Pandora’s box… or not quite?

Related Images

  • Fig. 1 Inside of the box
  • Fig. 3 A miner’s used snuffbox - [Antiquesarena](https://antiquesarena.com/product/antique-brass-miners-snuff-box/)
  • Fig. 2 A watercolor painting showing pandora holding the box - [Wikimedia](https://zh.wikipedia.org/wiki/%E6%BD%98%E6%9C%B5%E6%8B%89%E7%9A%84%E7%9B%92%E5%AD%90)

This snuffbox is only 2.7 cm high, 8.3 cm long, and 6 cm wide: one example of a market for fancy tiny boxes to hold snuff. Snuffboxes catered to elites in society, who used them as social etiquette in the 18th century by exchanging them and smelling each other’s snuff. Convenient to carry, certainly, but since snuff was a kind of tobacco, another function of the snuffboxes was to avoid the decline in quality.
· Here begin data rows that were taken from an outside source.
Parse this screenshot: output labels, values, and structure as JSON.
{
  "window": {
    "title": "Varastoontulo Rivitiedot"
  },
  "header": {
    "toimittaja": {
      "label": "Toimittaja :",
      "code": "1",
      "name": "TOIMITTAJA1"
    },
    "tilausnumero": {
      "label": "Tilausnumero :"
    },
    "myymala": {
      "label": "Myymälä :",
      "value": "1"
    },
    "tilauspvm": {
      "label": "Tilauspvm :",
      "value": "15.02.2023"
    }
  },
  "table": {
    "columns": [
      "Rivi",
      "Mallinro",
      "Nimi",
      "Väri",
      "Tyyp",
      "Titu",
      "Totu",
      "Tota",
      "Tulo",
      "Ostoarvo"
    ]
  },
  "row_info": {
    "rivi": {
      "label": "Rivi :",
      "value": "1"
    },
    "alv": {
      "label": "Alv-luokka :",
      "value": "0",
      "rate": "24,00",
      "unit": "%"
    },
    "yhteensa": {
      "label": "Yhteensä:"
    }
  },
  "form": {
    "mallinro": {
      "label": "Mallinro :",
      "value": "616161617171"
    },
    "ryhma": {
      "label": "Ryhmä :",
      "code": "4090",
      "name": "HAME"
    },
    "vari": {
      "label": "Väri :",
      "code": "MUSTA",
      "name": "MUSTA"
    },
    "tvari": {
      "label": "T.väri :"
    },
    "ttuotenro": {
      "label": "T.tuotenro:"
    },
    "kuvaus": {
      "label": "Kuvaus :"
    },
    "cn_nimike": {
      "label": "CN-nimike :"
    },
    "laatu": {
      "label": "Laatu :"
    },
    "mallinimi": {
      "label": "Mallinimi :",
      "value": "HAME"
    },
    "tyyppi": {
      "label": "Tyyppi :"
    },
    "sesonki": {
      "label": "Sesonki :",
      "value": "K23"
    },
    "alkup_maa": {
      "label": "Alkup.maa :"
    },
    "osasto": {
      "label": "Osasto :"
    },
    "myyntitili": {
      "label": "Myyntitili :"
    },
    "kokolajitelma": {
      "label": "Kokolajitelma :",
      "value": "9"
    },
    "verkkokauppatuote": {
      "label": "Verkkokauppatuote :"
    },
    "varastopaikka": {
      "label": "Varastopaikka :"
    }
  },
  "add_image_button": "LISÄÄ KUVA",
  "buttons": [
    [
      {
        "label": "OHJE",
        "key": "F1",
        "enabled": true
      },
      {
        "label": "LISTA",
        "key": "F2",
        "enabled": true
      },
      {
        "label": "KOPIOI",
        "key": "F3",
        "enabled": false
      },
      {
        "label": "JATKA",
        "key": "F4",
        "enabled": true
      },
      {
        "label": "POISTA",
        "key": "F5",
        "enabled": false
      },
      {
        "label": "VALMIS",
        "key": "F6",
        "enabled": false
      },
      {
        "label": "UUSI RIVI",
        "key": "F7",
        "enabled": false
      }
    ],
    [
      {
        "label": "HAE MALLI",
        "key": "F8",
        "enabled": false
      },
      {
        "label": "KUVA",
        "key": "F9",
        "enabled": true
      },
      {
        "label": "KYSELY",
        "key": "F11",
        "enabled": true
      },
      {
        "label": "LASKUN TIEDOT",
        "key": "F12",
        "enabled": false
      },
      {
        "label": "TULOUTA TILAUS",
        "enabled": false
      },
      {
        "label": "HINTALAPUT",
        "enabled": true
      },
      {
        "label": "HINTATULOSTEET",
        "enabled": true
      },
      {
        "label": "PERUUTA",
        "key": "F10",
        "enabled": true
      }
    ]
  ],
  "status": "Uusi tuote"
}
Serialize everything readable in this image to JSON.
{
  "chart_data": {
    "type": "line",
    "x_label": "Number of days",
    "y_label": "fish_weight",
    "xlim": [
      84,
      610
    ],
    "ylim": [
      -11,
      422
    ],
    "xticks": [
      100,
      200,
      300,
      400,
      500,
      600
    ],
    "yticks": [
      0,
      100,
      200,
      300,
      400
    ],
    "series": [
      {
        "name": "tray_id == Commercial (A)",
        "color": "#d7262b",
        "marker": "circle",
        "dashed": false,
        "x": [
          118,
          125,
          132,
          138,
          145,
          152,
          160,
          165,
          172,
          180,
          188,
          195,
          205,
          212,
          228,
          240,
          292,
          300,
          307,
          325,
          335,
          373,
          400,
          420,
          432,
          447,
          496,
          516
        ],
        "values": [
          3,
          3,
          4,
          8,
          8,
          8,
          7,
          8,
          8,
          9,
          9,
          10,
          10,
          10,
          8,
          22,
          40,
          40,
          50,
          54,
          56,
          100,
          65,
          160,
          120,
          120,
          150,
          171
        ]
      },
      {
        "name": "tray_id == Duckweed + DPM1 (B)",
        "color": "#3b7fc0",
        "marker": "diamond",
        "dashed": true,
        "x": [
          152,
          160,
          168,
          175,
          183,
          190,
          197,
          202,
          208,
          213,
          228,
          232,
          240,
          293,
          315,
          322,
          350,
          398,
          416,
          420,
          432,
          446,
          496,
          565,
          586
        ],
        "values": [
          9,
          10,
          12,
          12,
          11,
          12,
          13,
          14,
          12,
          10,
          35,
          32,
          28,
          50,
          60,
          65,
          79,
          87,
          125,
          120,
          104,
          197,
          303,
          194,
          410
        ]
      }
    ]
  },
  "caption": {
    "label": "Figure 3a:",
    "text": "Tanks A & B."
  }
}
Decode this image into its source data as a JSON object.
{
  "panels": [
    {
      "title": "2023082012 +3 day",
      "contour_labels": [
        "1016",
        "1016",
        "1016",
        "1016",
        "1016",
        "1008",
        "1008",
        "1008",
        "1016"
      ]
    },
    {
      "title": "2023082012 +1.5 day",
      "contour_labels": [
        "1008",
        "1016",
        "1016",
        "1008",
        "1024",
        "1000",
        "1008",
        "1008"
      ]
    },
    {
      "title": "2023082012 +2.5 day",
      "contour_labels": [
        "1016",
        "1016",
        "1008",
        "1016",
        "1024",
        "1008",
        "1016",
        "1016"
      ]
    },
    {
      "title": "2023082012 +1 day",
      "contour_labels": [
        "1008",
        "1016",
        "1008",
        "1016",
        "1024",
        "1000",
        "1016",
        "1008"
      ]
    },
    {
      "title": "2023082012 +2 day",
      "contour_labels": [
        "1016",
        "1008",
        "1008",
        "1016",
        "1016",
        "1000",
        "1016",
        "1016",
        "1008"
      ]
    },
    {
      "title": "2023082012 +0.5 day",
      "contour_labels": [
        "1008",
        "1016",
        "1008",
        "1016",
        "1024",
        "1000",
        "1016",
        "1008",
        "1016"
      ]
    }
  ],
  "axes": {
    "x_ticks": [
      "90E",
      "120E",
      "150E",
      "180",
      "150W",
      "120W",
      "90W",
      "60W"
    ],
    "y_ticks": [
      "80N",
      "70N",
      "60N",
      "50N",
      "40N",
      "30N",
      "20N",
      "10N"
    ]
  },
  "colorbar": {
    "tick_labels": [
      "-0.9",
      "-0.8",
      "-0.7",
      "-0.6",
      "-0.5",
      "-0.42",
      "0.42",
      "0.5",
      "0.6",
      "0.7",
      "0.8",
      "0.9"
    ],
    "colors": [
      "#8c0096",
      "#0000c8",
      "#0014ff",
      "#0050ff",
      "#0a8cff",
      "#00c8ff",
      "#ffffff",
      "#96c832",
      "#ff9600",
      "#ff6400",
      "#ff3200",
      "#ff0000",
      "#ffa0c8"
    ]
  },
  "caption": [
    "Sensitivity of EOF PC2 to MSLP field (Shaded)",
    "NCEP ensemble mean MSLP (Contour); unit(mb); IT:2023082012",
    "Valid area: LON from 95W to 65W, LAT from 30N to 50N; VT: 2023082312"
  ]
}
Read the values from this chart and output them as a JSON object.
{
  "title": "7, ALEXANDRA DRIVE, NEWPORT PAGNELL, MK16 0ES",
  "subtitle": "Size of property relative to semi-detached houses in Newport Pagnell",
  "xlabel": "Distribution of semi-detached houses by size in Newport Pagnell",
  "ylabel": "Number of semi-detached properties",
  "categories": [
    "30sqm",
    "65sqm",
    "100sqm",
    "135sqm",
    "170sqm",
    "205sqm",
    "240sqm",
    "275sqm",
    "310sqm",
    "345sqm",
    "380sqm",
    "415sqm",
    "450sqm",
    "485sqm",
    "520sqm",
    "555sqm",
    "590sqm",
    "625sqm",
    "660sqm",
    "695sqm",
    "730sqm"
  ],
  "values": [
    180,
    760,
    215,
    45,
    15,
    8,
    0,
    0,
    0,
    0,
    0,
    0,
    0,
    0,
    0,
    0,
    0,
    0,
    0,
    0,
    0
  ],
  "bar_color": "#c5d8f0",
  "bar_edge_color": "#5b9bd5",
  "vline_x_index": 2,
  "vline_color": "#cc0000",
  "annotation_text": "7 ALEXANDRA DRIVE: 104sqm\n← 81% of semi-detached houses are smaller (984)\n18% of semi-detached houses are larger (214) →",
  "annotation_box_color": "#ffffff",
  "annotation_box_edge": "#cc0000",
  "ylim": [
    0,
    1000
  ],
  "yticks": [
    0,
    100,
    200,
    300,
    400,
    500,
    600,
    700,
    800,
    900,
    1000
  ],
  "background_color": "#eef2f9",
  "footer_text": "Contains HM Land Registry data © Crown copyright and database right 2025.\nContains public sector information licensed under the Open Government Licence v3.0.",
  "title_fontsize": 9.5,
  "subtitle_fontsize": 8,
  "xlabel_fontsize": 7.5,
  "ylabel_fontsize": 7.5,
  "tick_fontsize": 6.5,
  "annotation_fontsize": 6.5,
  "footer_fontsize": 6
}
Elegant, luxurious, and portable, snuffboxes symbolized the elites’ status in society. Although snuffboxes were primarily designed for holding snuff, the elite market for such little boxes focused on conspicuous consumption might also have become collector’s items. It is possible our little box was in fact never used to carry snuff, as a look inside reveals – besides the marks of craftsmen - a relatively smooth copper surface (compare to fig. 3).

In Greek mythology, when Pandora opened a box, she released physical and emotional curses upon all of mankind. Similarly, the attractive appearance of this snuffbox contrasts with the drug it was produced to store.